Even when wealth isn’t sudden — even when it’s been built over years — a persistent feeling of living someone else’s life can take hold. Success becomes less about enjoyment and more about creating distance from the possibility of returning to poverty.

The impostor living in the head

Counterintuitively, greater success can amplify the internal voice insisting it’s all a fluke. Psychologists have studied this extensively, finding that successful individuals from disadvantaged backgrounds are often convinced that praise and recognition stem from charm, deception, or simple good luck rather than genuine competence.

Impostor syndrome hits differently when rooted in poverty. The question shifts from a general sense of inadequacy to a class-specific dread of being exposed as someone who doesn’t belong. Constant code-switching — fitting into spaces that feel foreign while never fully leaving behind an earlier identity — becomes the norm.

The terror of losing it all

The promise never to return to poverty becomes both a powerful motivator and a heavy chain. The drive to work to exhaustion stems not from needing more, but from a terror of having less. Fear of sliding backward routinely overpowers the joy of moving forward.

A study found that individuals who experienced family poverty during early life stages face a higher risk of developing anxiety and depression in adolescence and young adulthood, with repeated exposure to poverty increasing that risk.

This anxiety doesn’t vanish when the bank account grows. It transforms into a subtle but persistent companion that colours every decision, every purchase, every moment of supposed triumph.
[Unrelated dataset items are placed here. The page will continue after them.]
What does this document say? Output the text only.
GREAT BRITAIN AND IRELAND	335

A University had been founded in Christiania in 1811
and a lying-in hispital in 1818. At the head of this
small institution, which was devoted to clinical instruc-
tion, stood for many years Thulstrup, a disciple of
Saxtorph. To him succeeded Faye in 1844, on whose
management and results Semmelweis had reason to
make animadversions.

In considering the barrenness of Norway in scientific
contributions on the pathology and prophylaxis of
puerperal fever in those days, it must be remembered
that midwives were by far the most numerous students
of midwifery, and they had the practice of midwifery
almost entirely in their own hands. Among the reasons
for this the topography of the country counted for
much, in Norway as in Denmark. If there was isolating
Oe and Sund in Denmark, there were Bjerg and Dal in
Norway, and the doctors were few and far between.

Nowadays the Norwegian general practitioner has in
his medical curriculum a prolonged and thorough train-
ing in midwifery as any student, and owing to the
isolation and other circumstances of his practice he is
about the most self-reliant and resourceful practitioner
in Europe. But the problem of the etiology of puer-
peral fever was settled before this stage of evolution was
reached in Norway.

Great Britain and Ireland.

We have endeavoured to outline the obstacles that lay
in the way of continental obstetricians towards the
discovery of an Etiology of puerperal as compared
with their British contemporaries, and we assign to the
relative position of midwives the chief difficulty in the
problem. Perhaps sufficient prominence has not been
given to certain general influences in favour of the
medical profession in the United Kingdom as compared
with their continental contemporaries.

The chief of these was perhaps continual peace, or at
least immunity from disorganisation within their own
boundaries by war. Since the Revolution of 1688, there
Breaking free from the scarcity mindset

The fear that once drove survival-mode behaviour served a purpose: it kept people motivated, careful, and driven. Recognising that it is no longer adaptive is the first step toward dismantling it.
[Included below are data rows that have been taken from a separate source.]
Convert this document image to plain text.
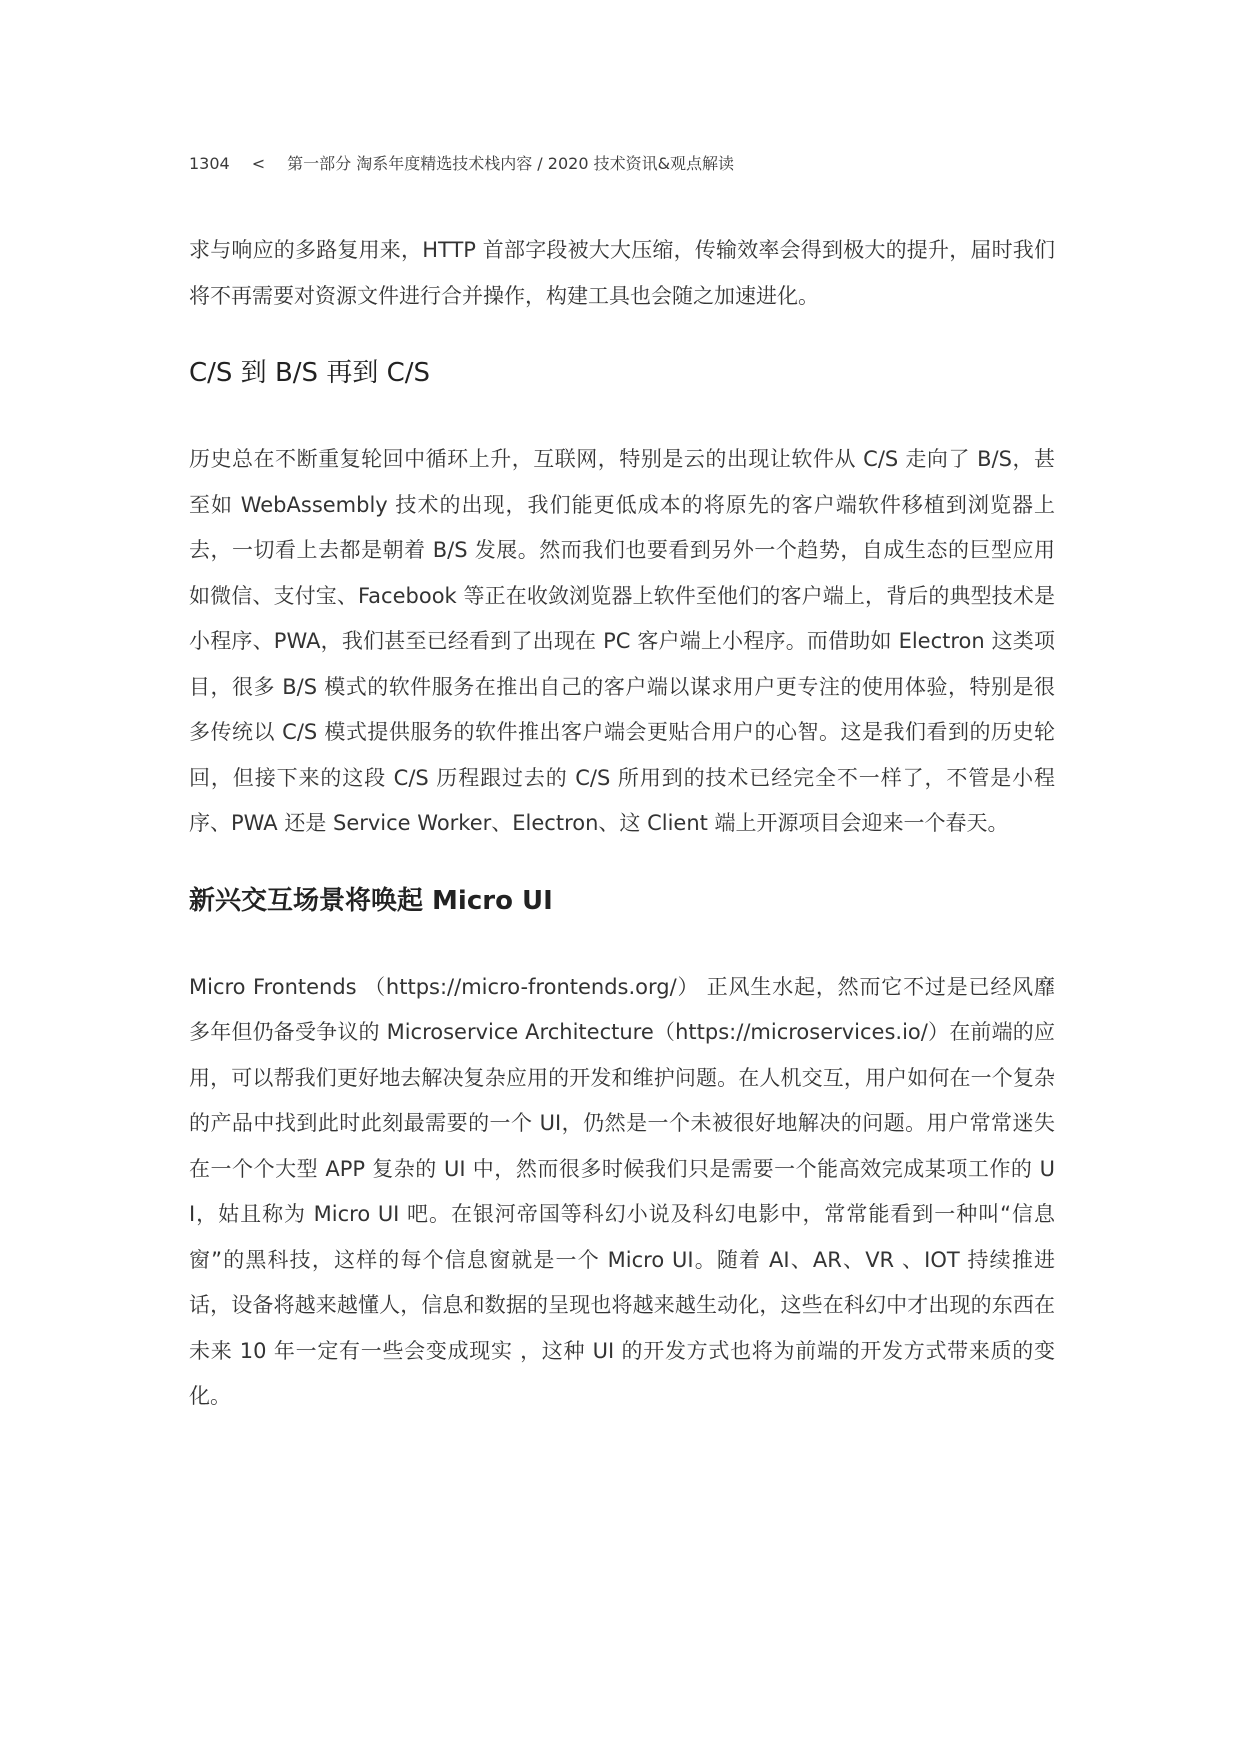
1304 < 第一部分 淘系年度精选技术栈内容 / 2020 技术资讯&观点解读

求与响应的多路复用来，HTTP 首部字段被大大压缩，传输效率会得到极大的提升，届时我们将不再需要对资源文件进行合并操作，构建工具也会随之加速进化。

C/S 到 B/S 再到 C/S

历史总在不断重复轮回中循环上升，互联网，特别是云的出现让软件从 C/S 走向了 B/S，甚至如 WebAssembly 技术的出现，我们能更低成本的将原先的客户端软件移植到浏览器上去，一切看上去都是朝着 B/S 发展。然而我们也要看到另外一个趋势，自成生态的巨型应用如微信、支付宝、Facebook 等正在收敛浏览器上软件至他们的客户端上，背后的典型技术是小程序、PWA，我们甚至已经看到了出现在 PC 客户端上小程序。而借助如 Electron 这类项目，很多 B/S 模式的软件服务在推出自己的客户端以谋求用户更专注的使用体验，特别是很多传统以 C/S 模式提供服务的软件推出客户端会更贴合用户的心智。这是我们看到的历史轮回，但接下来的这段 C/S 历程跟过去的 C/S 所用到的技术已经完全不一样了，不管是小程序、PWA 还是 Service Worker、Electron、这 Client 端上开源项目会迎来一个春天。

新兴交互场景将唤起 Micro UI

Micro Frontends （https://micro-frontends.org/） 正风生水起，然而它不过是已经风靡多年但仍备受争议的 Microservice Architecture（https://microservices.io/）在前端的应用，可以帮我们更好地去解决复杂应用的开发和维护问题。在人机交互，用户如何在一个复杂的产品中找到此时此刻最需要的一个 UI，仍然是一个未被很好地解决的问题。用户常常迷失在一个个大型 APP 复杂的 UI 中，然而很多时候我们只是需要一个能高效完成某项工作的 UI，姑且称为 Micro UI 吧。在银河帝国等科幻小说及科幻电影中，常常能看到一种叫“信息窗”的黑科技，这样的每个信息窗就是一个 Micro UI。随着 AI、AR、VR 、IOT 持续推进话，设备将越来越懂人，信息和数据的呈现也将越来越生动化，这些在科幻中才出现的东西在未来 10 年一定有一些会变成现实 ，这种 UI 的开发方式也将为前端的开发方式带来质的变化。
A study examining stereotype threat among individuals from generational poverty found that self-reinforcing cycles can hinder the ability to fully benefit from improved economic conditions, as affected individuals remain vigilant for potential losses.

Breaking these cycles requires conscious effort. Mindfulness practices can help by making the old patterns visible — the reflexive impulse to save more, work harder, never get comfortable — and creating space between the thought and the response. Practising small enjoyments without guilt, from minor luxuries to genuine rest, gradually teaches the nervous system that safety and enjoyment can coexist.

Final words

The lingering unease that poverty survivors carry into success isn’t weakness or ingratitude. It’s the echo of an earlier self who learned that security is temporary and vigilance is survival. Abraham Maslow described a related phenomenon — the Jonah complex — as the fear of success or of being one’s best self.

The goal isn’t to forget one’s roots or abandon vigilance entirely. It’s to find a middle ground: responsible without being paralysed, careful without being consumed by fear, and successful without constantly looking over one’s shoulder. The knowledge that hardship has already been survived and overcome is, in itself, a form of real security.